If anything remains, the status shows residual_found — meaning the forget operation missed something.

The Audit Trail

Every operation is logged immutably:

SELECT * FROM pgcomply.audit_log
WHERE details->>'subject_id' = 'user-4821'
ORDER BY created_at DESC;

The audit log uses SHA-256 chaining — each entry's hash depends on the previous entry's hash. Any tampering (modification, deletion, insertion) breaks the chain, detectable via:

SELECT pgcomply.verify_audit();

This is the evidence your auditor needs.

Handling Edge Cases

What about data in foreign tables?

What about data in external services?

pgcomply handles the database layer. For external services (email providers, analytics platforms), use webhooks to trigger cleanup:

-- Pro: Set up a webhook to notify external services
SELECT pgcomply.add_webhook(
  'https://api.your-app.com/gdpr/cleanup',
  ARRAY['forget_complete']
);

What about retention requirements?

Some data has legal retention periods (e.g., invoices must be kept for 7 years in Germany). Use the null strategy to remove PII while keeping the record:

-- Keep the order, remove the person
SELECT pgcomply.register_pii('orders', 'billing_name', 'person_name', 'user_id', 'null');

Preventing Future Drift

New tables get added. New columns appear.
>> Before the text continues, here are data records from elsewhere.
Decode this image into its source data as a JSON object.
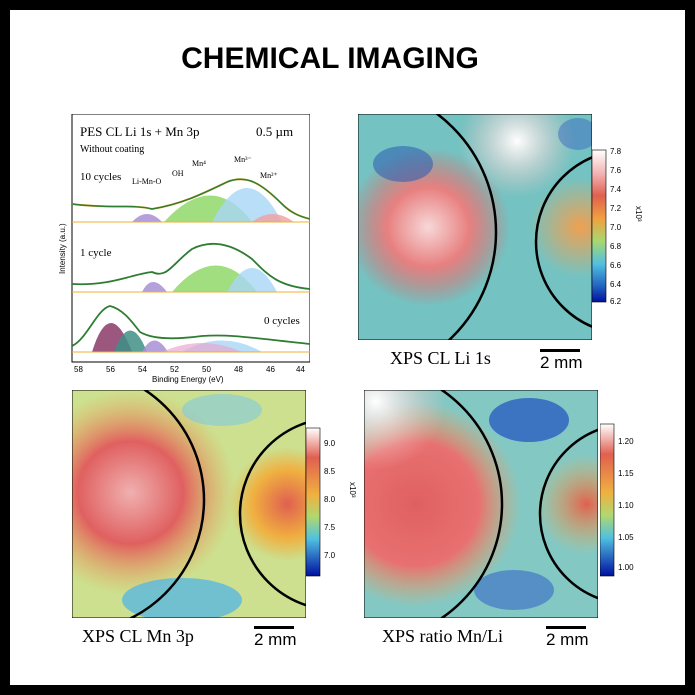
{
  "title": "CHEMICAL IMAGING",
  "spectrum": {
    "header": "PES CL Li 1s + Mn 3p",
    "resolution": "0.5 µm",
    "subtitle": "Without coating",
    "cycle_labels": [
      "10 cycles",
      "1 cycle",
      "0 cycles"
    ],
    "peak_labels": [
      "Li-Mn-O",
      "OH",
      "Mn⁴",
      "Mn³⁻",
      "Mn²⁺"
    ],
    "xlabel": "Binding Energy (eV)",
    "ylabel": "Intensity (a.u.)",
    "x_ticks": [
      "58",
      "56",
      "54",
      "52",
      "50",
      "48",
      "46",
      "44"
    ]
  },
  "maps": [
    {
      "caption": "XPS CL Li 1s",
      "scale": "2 mm",
      "exponent": "x10³",
      "ticks": [
        "7.8",
        "7.6",
        "7.4",
        "7.2",
        "7.0",
        "6.8",
        "6.6",
        "6.4",
        "6.2"
      ]
    },
    {
      "caption": "XPS CL Mn 3p",
      "scale": "2 mm",
      "exponent": "x10³",
      "ticks": [
        "9.0",
        "8.5",
        "8.0",
        "7.5",
        "7.0"
      ]
    },
    {
      "caption": "XPS ratio Mn/Li",
      "scale": "2 mm",
      "ticks": [
        "1.20",
        "1.15",
        "1.10",
        "1.05",
        "1.00"
      ]
    }
  ],
  "colors": {
    "background": "#000000",
    "panel": "#ffffff",
    "fit_line": "#2e7d32",
    "envelope": "#f0b030"
  }
}
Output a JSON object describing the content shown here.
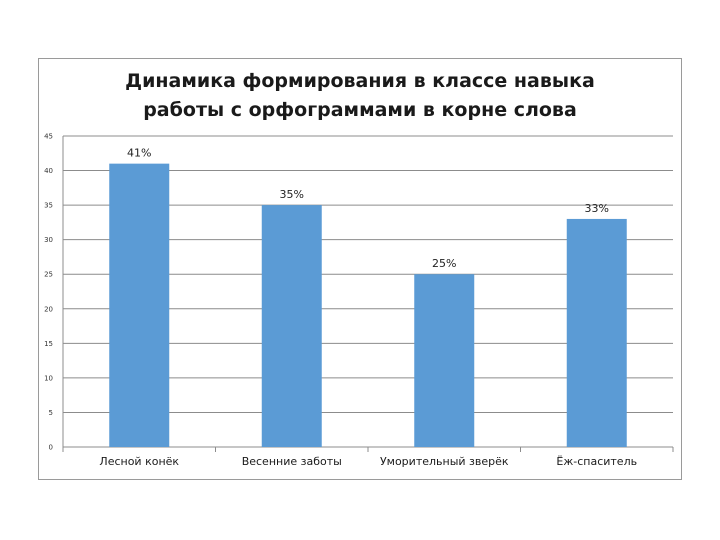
{
  "chart_data": {
    "type": "bar",
    "title": [
      "Динамика формирования в классе навыка",
      "работы с орфограммами в корне слова"
    ],
    "categories": [
      "Лесной конёк",
      "Весенние заботы",
      "Уморительный зверёк",
      "Ёж-спаситель"
    ],
    "values": [
      41,
      35,
      25,
      33
    ],
    "data_labels": [
      "41%",
      "35%",
      "25%",
      "33%"
    ],
    "ylim": [
      0,
      45
    ],
    "yticks": [
      0,
      5,
      10,
      15,
      20,
      25,
      30,
      35,
      40,
      45
    ],
    "grid": true,
    "bar_color": "#5b9bd5",
    "grid_color": "#8c8c8c"
  }
}
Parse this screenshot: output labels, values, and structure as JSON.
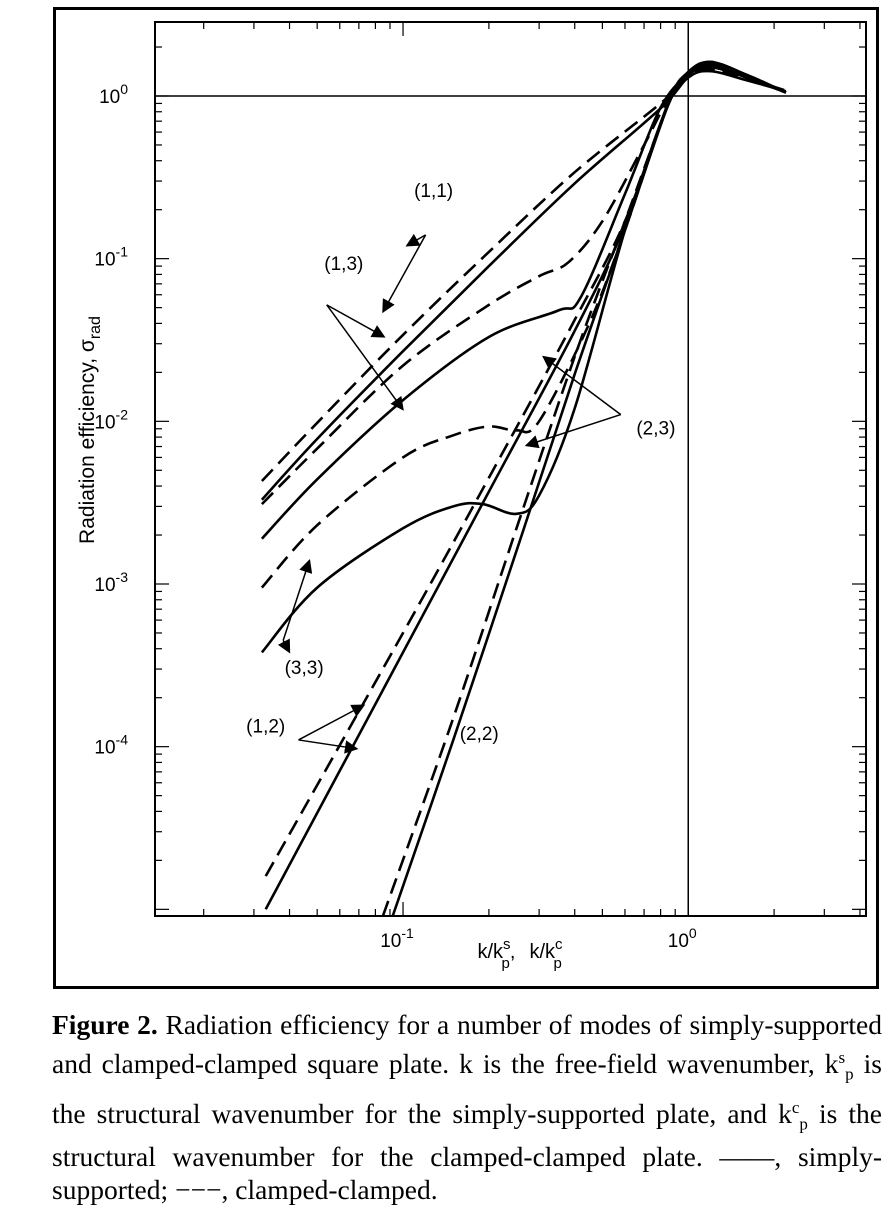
{
  "figure": {
    "y_axis_label": "Radiation efficiency, σ",
    "y_axis_label_sub": "rad",
    "x_axis_label": {
      "part1": "k/k",
      "sup1": "s",
      "sub1": "p",
      "separator": ",",
      "part2": "k/k",
      "sup2": "c",
      "sub2": "p"
    },
    "x_ticks": [
      {
        "value": 0.1,
        "base": "10",
        "exp": "-1"
      },
      {
        "value": 1,
        "base": "10",
        "exp": "0"
      }
    ],
    "y_ticks": [
      {
        "value": 1,
        "base": "10",
        "exp": "0"
      },
      {
        "value": 0.1,
        "base": "10",
        "exp": "-1"
      },
      {
        "value": 0.01,
        "base": "10",
        "exp": "-2"
      },
      {
        "value": 0.001,
        "base": "10",
        "exp": "-3"
      },
      {
        "value": 0.0001,
        "base": "10",
        "exp": "-4"
      }
    ],
    "annotations": [
      "(1,1)",
      "(1,3)",
      "(2,3)",
      "(3,3)",
      "(1,2)",
      "(2,2)"
    ]
  },
  "chart_data": {
    "type": "line",
    "xscale": "log",
    "yscale": "log",
    "xlim": [
      0.0135,
      4.2
    ],
    "ylim": [
      9.1e-06,
      2.85
    ],
    "grid": false,
    "reference_lines": {
      "x": 1,
      "y": 1
    },
    "xlabel": "k/kp^s, k/kp^c",
    "ylabel": "Radiation efficiency, σrad",
    "legend": "in caption: solid = simply-supported; dashed = clamped-clamped",
    "series": [
      {
        "name": "(1,1)",
        "style": "solid",
        "x": [
          0.032,
          0.05,
          0.1,
          0.2,
          0.4,
          0.8,
          1.0,
          1.2,
          1.6,
          2.2
        ],
        "y": [
          0.0033,
          0.0078,
          0.027,
          0.09,
          0.29,
          0.84,
          1.3,
          1.42,
          1.25,
          1.07
        ]
      },
      {
        "name": "(1,1)",
        "style": "dashed",
        "x": [
          0.032,
          0.05,
          0.1,
          0.2,
          0.4,
          0.8,
          1.0,
          1.2,
          1.6,
          2.2
        ],
        "y": [
          0.0043,
          0.0098,
          0.034,
          0.11,
          0.34,
          0.9,
          1.3,
          1.45,
          1.28,
          1.08
        ]
      },
      {
        "name": "(1,3)",
        "style": "solid",
        "x": [
          0.032,
          0.05,
          0.1,
          0.2,
          0.35,
          0.42,
          0.6,
          0.8,
          1.0,
          1.2,
          1.6,
          2.2
        ],
        "y": [
          0.0019,
          0.0044,
          0.0135,
          0.033,
          0.048,
          0.058,
          0.25,
          0.85,
          1.35,
          1.5,
          1.3,
          1.05
        ]
      },
      {
        "name": "(1,3)",
        "style": "dashed",
        "x": [
          0.032,
          0.05,
          0.1,
          0.2,
          0.3,
          0.38,
          0.5,
          0.7,
          0.85,
          1.0,
          1.2,
          1.6,
          2.2
        ],
        "y": [
          0.0031,
          0.0068,
          0.022,
          0.052,
          0.078,
          0.095,
          0.17,
          0.5,
          0.95,
          1.3,
          1.5,
          1.3,
          1.05
        ]
      },
      {
        "name": "(3,3)",
        "style": "solid",
        "x": [
          0.032,
          0.05,
          0.1,
          0.15,
          0.19,
          0.25,
          0.3,
          0.4,
          0.6,
          0.85,
          1.0,
          1.2,
          1.6,
          2.2
        ],
        "y": [
          0.00038,
          0.00095,
          0.0022,
          0.003,
          0.0031,
          0.0027,
          0.0035,
          0.012,
          0.15,
          0.9,
          1.4,
          1.6,
          1.35,
          1.05
        ]
      },
      {
        "name": "(3,3)",
        "style": "dashed",
        "x": [
          0.032,
          0.05,
          0.1,
          0.15,
          0.2,
          0.25,
          0.3,
          0.45,
          0.6,
          0.85,
          1.0,
          1.2,
          1.6,
          2.2
        ],
        "y": [
          0.00095,
          0.0023,
          0.006,
          0.0082,
          0.0093,
          0.0088,
          0.01,
          0.04,
          0.15,
          0.9,
          1.4,
          1.6,
          1.35,
          1.05
        ]
      },
      {
        "name": "(1,2)",
        "style": "solid",
        "x": [
          0.033,
          0.1,
          0.2,
          0.4,
          0.6,
          0.85,
          1.0,
          1.2,
          1.6,
          2.2
        ],
        "y": [
          1e-05,
          0.00038,
          0.0037,
          0.036,
          0.16,
          0.88,
          1.35,
          1.55,
          1.3,
          1.05
        ]
      },
      {
        "name": "(1,2)",
        "style": "dashed",
        "x": [
          0.033,
          0.1,
          0.2,
          0.4,
          0.6,
          0.85,
          1.0,
          1.2,
          1.6,
          2.2
        ],
        "y": [
          1.6e-05,
          0.0005,
          0.0045,
          0.042,
          0.17,
          0.88,
          1.35,
          1.55,
          1.3,
          1.05
        ]
      },
      {
        "name": "(2,2)",
        "style": "solid",
        "x": [
          0.092,
          0.15,
          0.25,
          0.4,
          0.6,
          0.85,
          1.0,
          1.2,
          1.6,
          2.2
        ],
        "y": [
          9.1e-06,
          0.00011,
          0.0016,
          0.0195,
          0.15,
          0.88,
          1.4,
          1.62,
          1.35,
          1.05
        ]
      },
      {
        "name": "(2,2)",
        "style": "dashed",
        "x": [
          0.085,
          0.15,
          0.25,
          0.4,
          0.6,
          0.85,
          1.0,
          1.2,
          1.6,
          2.2
        ],
        "y": [
          9.1e-06,
          0.00015,
          0.0022,
          0.025,
          0.17,
          0.88,
          1.4,
          1.62,
          1.35,
          1.05
        ]
      }
    ]
  },
  "caption": {
    "lead": "Figure 2.",
    "t1": " Radiation efficiency for a number of modes of simply-supported and clamped-clamped square plate. k is the free-field wavenumber, k",
    "s1_sup": "s",
    "s1_sub": "p",
    "t2": " is the structural wavenumber for the simply-supported plate, and k",
    "s2_sup": "c",
    "s2_sub": "p",
    "t3": " is the structural wavenumber for the clamped-clamped plate. ——, simply-supported; −−−, clamped-clamped."
  }
}
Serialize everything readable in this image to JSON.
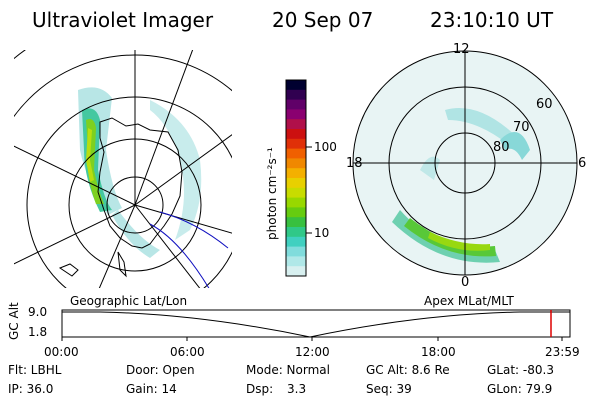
{
  "header": {
    "instrument": "Ultraviolet Imager",
    "date": "20 Sep 07",
    "time": "23:10:10 UT"
  },
  "geo_panel": {
    "label": "Geographic Lat/Lon"
  },
  "apex_panel": {
    "label": "Apex MLat/MLT",
    "mlt_labels": {
      "top": "12",
      "left": "18",
      "right": "6",
      "bottom": "0"
    },
    "lat_labels": [
      "60",
      "70",
      "80"
    ]
  },
  "colorbar": {
    "units_label": "photon cm⁻²s⁻¹",
    "ticks": [
      "100",
      "10"
    ],
    "colors": [
      "#000030",
      "#300050",
      "#600068",
      "#8a0070",
      "#b0104a",
      "#cc1010",
      "#e03008",
      "#f06000",
      "#f08800",
      "#f4b000",
      "#e8d000",
      "#c8dc00",
      "#98d800",
      "#66cc10",
      "#38c040",
      "#30c888",
      "#40d0c0",
      "#80dcdc",
      "#b0e8e8",
      "#d8f0f0"
    ]
  },
  "altitude_plot": {
    "axis_label": "GC Alt",
    "y_ticks": [
      "9.0",
      "1.8"
    ],
    "x_ticks": [
      "00:00",
      "06:00",
      "12:00",
      "18:00",
      "23:59"
    ],
    "marker_color": "#dd0000"
  },
  "status": {
    "flt": "Flt: LBHL",
    "door": "Door: Open",
    "mode": "Mode: Normal",
    "gc_alt": "GC Alt: 8.6 Re",
    "glat": "GLat: -80.3",
    "ip": "IP: 36.0",
    "gain": "Gain: 14",
    "dsp_label": "Dsp:",
    "dsp_value": "3.3",
    "seq": "Seq: 39",
    "glon": "GLon: 79.9"
  }
}
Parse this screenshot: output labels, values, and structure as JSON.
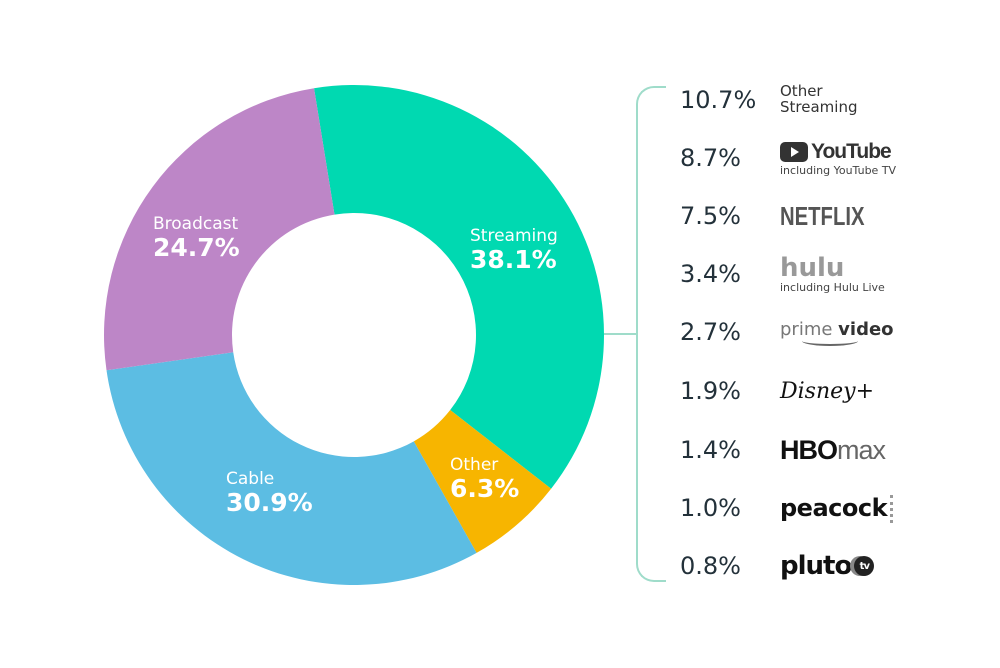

PII creeps in without anyone updating the registry. pgcomply catches this automatically:

SELECT * FROM pgcomply.schema_drift();

This scans for unregistered columns matching PII patterns (email, phone, name, address, IP, IBAN, etc.) and flags them before your auditor does.

Summary

Implementing GDPR Right to Erasure in PostgreSQL requires three things: knowing where PII lives, deleting it reliably, and proving you did it. pgcomply provides all three with pure SQL — no sidecar, no external service, no agent. Install in 2 seconds, register your PII, and forget() handles the rest.